I must be too tired as I am struggling to see how this is useful. I'm assuming that I have missed something obvious, so I'm going to ask some probably stupid questions. If you send a link to a recipient and you haven't set a password, then all someone has to do is intercept the email containing the link to get access to the file. Is that correct? And if you have password protected it, how do you get the password to the recipient securely? The purpose of encryption is usually to ensure that someone cannot read the information even if they gain access to it. It seems that this system doesn't prevent this? This doesn't seem to be an asymmetric-key encryption system, so I am struggling to get my head round how it works. Probably time for bed, but I would appreciate it if someone could point out what I am missing!
Correct, without a password all you need is the link, you could use burn after reading but it doesn't really help.
Usually you send a password via another mechanism, e.g. text, phone call, separate email. It's the same problem you always face without a file sharing portal that has user authentication.
I think this is a great way to send information that isn't highly sensitive with a degree of security and privacy. It's certainly not something I would see an established organisation using.
@@Jims-Garage Thanks Jim, I was very tired and thought I had missed something.
Great video as always Jim, just out of interest, what Docker network type are you running that you can have DNS entries for services? I'm currently embarked on a Docker journey, and this is a cross road i am currently at, deciding which docker network to use, are you running a flat network for all your services? If you could point me to some of your videos that would be awesome! Thanks in advance mate
@@JustinJ. Thanks. This is all thanks to Traefik, this is what allows DNS names for services. It's a reverse proxy that sits in the front of the service. When you access the service, you're actually going through the proxy (it knows where to route traffic based on service name).
I have videos on Traefik (and PiHole, what I use locally to resolve those names).
Maybe a good way to get the client side of mtls setup?
Very cool, thanks.
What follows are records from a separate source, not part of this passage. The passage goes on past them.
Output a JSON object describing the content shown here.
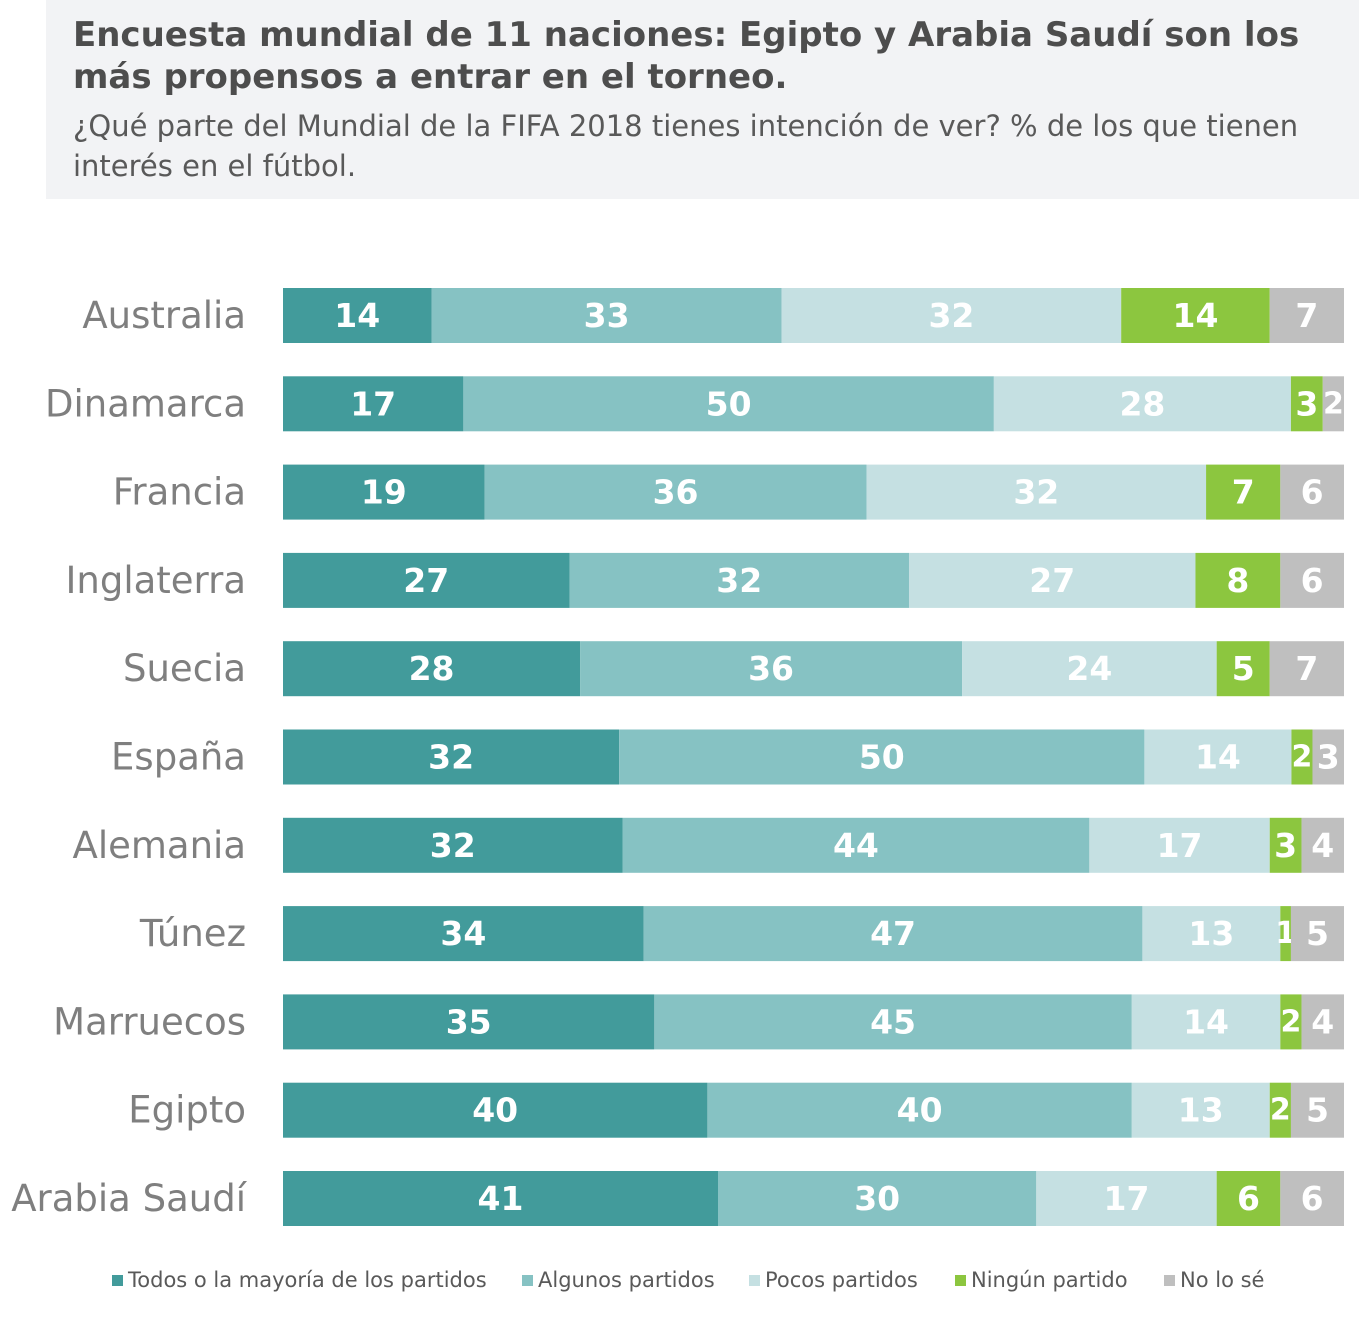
{
  "header": {
    "title": "Encuesta mundial de 11 naciones: Egipto y Arabia Saudí son los más propensos a entrar en el torneo.",
    "subtitle": "¿Qué parte del Mundial de la FIFA 2018 tienes intención de ver? % de los que tienen interés en el fútbol."
  },
  "colors": {
    "header_bg": "#f2f3f5",
    "series": [
      "#429b9b",
      "#86c2c3",
      "#c5e0e2",
      "#8cc63f",
      "#bfbfbf"
    ],
    "label_text": "#ffffff",
    "category_text": "#7f7f7f"
  },
  "chart_data": {
    "type": "bar",
    "orientation": "horizontal",
    "stacked": true,
    "categories": [
      "Australia",
      "Dinamarca",
      "Francia",
      "Inglaterra",
      "Suecia",
      "España",
      "Alemania",
      "Túnez",
      "Marruecos",
      "Egipto",
      "Arabia Saudí"
    ],
    "series": [
      {
        "name": "Todos o la mayoría de los partidos",
        "values": [
          14,
          17,
          19,
          27,
          28,
          32,
          32,
          34,
          35,
          40,
          41
        ]
      },
      {
        "name": "Algunos partidos",
        "values": [
          33,
          50,
          36,
          32,
          36,
          50,
          44,
          47,
          45,
          40,
          30
        ]
      },
      {
        "name": "Pocos partidos",
        "values": [
          32,
          28,
          32,
          27,
          24,
          14,
          17,
          13,
          14,
          13,
          17
        ]
      },
      {
        "name": "Ningún partido",
        "values": [
          14,
          3,
          7,
          8,
          5,
          2,
          3,
          1,
          2,
          2,
          6
        ]
      },
      {
        "name": "No lo sé",
        "values": [
          7,
          2,
          6,
          6,
          7,
          3,
          4,
          5,
          4,
          5,
          6
        ]
      }
    ],
    "xlim": [
      0,
      100
    ],
    "data_labels": true,
    "grid": false,
    "legend_position": "bottom"
  }
}
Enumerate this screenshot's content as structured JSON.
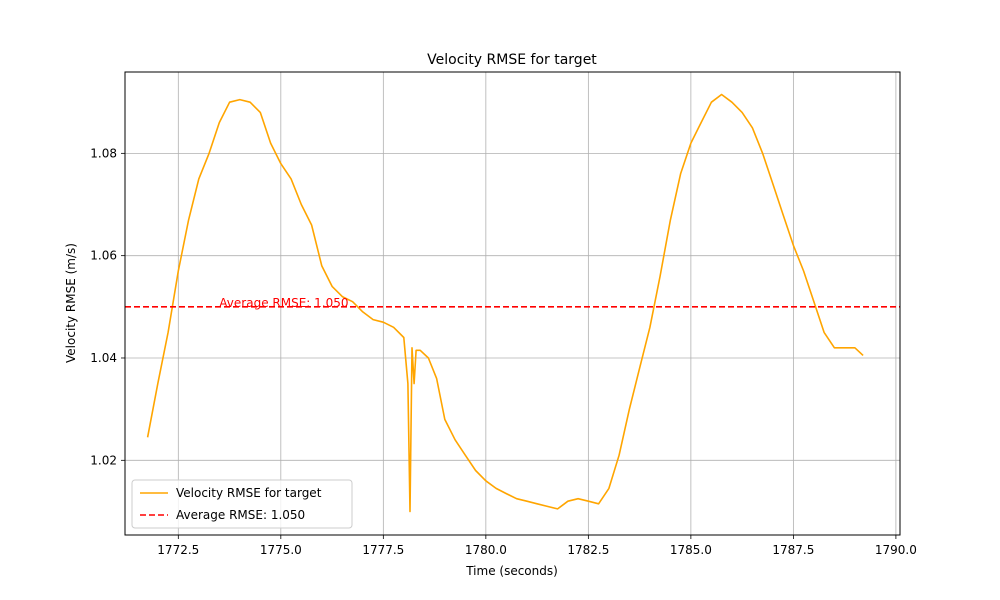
{
  "chart_data": {
    "type": "line",
    "title": "Velocity RMSE for target",
    "xlabel": "Time (seconds)",
    "ylabel": "Velocity RMSE (m/s)",
    "xlim": [
      1771.2,
      1790.1
    ],
    "ylim": [
      1.0054,
      1.0959
    ],
    "x_ticks": [
      1772.5,
      1775.0,
      1777.5,
      1780.0,
      1782.5,
      1785.0,
      1787.5,
      1790.0
    ],
    "x_tick_labels": [
      "1772.5",
      "1775.0",
      "1777.5",
      "1780.0",
      "1782.5",
      "1785.0",
      "1787.5",
      "1790.0"
    ],
    "y_ticks": [
      1.02,
      1.04,
      1.06,
      1.08
    ],
    "y_tick_labels": [
      "1.02",
      "1.04",
      "1.06",
      "1.08"
    ],
    "grid": true,
    "legend_position": "lower-left",
    "series": [
      {
        "name": "Velocity RMSE for target",
        "color": "#ffa500",
        "style": "solid",
        "x": [
          1771.75,
          1772.0,
          1772.25,
          1772.5,
          1772.75,
          1773.0,
          1773.25,
          1773.5,
          1773.75,
          1774.0,
          1774.25,
          1774.5,
          1774.75,
          1775.0,
          1775.25,
          1775.5,
          1775.75,
          1776.0,
          1776.25,
          1776.5,
          1776.75,
          1777.0,
          1777.25,
          1777.5,
          1777.75,
          1778.0,
          1778.1,
          1778.15,
          1778.2,
          1778.25,
          1778.3,
          1778.4,
          1778.6,
          1778.8,
          1779.0,
          1779.25,
          1779.5,
          1779.75,
          1780.0,
          1780.25,
          1780.5,
          1780.75,
          1781.0,
          1781.25,
          1781.5,
          1781.75,
          1782.0,
          1782.25,
          1782.5,
          1782.75,
          1783.0,
          1783.25,
          1783.5,
          1783.75,
          1784.0,
          1784.25,
          1784.5,
          1784.75,
          1785.0,
          1785.25,
          1785.5,
          1785.75,
          1786.0,
          1786.25,
          1786.5,
          1786.75,
          1787.0,
          1787.25,
          1787.5,
          1787.75,
          1788.0,
          1788.25,
          1788.5,
          1788.75,
          1789.0,
          1789.2
        ],
        "y": [
          1.0245,
          1.035,
          1.045,
          1.057,
          1.067,
          1.075,
          1.08,
          1.086,
          1.09,
          1.0905,
          1.09,
          1.088,
          1.082,
          1.078,
          1.075,
          1.07,
          1.066,
          1.058,
          1.054,
          1.052,
          1.051,
          1.049,
          1.0475,
          1.047,
          1.046,
          1.044,
          1.035,
          1.01,
          1.042,
          1.035,
          1.0415,
          1.0415,
          1.04,
          1.036,
          1.028,
          1.024,
          1.021,
          1.018,
          1.016,
          1.0145,
          1.0135,
          1.0125,
          1.012,
          1.0115,
          1.011,
          1.0105,
          1.012,
          1.0125,
          1.012,
          1.0115,
          1.0145,
          1.021,
          1.03,
          1.038,
          1.046,
          1.056,
          1.067,
          1.076,
          1.082,
          1.086,
          1.09,
          1.0915,
          1.09,
          1.088,
          1.085,
          1.08,
          1.074,
          1.068,
          1.062,
          1.057,
          1.051,
          1.045,
          1.042,
          1.042,
          1.042,
          1.0405
        ]
      },
      {
        "name": "Average RMSE: 1.050",
        "color": "#ff0000",
        "style": "dashed",
        "y_constant": 1.05
      }
    ],
    "annotations": [
      {
        "text": "Average RMSE: 1.050",
        "x": 1773.5,
        "y": 1.05,
        "color": "#ff0000"
      }
    ]
  }
}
Deployed and live on my site :)
Nice work!
I like the design of this simple app, but I wonder what happens when you tell it not to expire and it has a large attachment? Does it then stay there forever? There's no notes management of any kind.
I'm a brit too, but always find the word 'garage' sounds so weird when Im used to hearing 'garaaaarrrrge' in the american lingo. Still, your vids are amazing :)
This would be great for politicians that like to send inappropriate pics to people.
@@toddselby443 haha, so true!
Fantastic video! I was looking at ways to send over login credentials to services I host at home and this would work fantastically!
Is there a similar type that does secure file sharing in a similar way?
Glad it was helpful! How do you mean? This does simple files, more like a share?
i dont see the point if we have something like privatebin already which works perfectly fine with lots of more features, too. But anyway, nice project, I guess.
Thanks, PrivateBin is on the list. No partticular reason, simply wanted to shed some light on this project as it does things extremely well in a simplistic fashion (the file sharing is a nice touch).
This could be said for pretty much every service and piece of software in existence.
@@Jims-Garage Thats true for sure.
@@ForeverZer0 Of course you could, but the point is that very often in the OpenSource community, stuff gets forked or made from the ground instead of contributing to already established projects that do the same thing for years already. There are reason for brand new projects but in the Linux world this is a real issue. Everybody knows the meme about the standards and some guys make another standard etc. yeah. Its the double edged sword of OpenSource freedom, I guess.
@@fragdq Every single piece of proprietary software is a new thing build from the ground up (or based on permissive license of opens=-source) instead of an improvement over something that already exists. I simply think you point is incorrect and lacks any foundation in the real-world.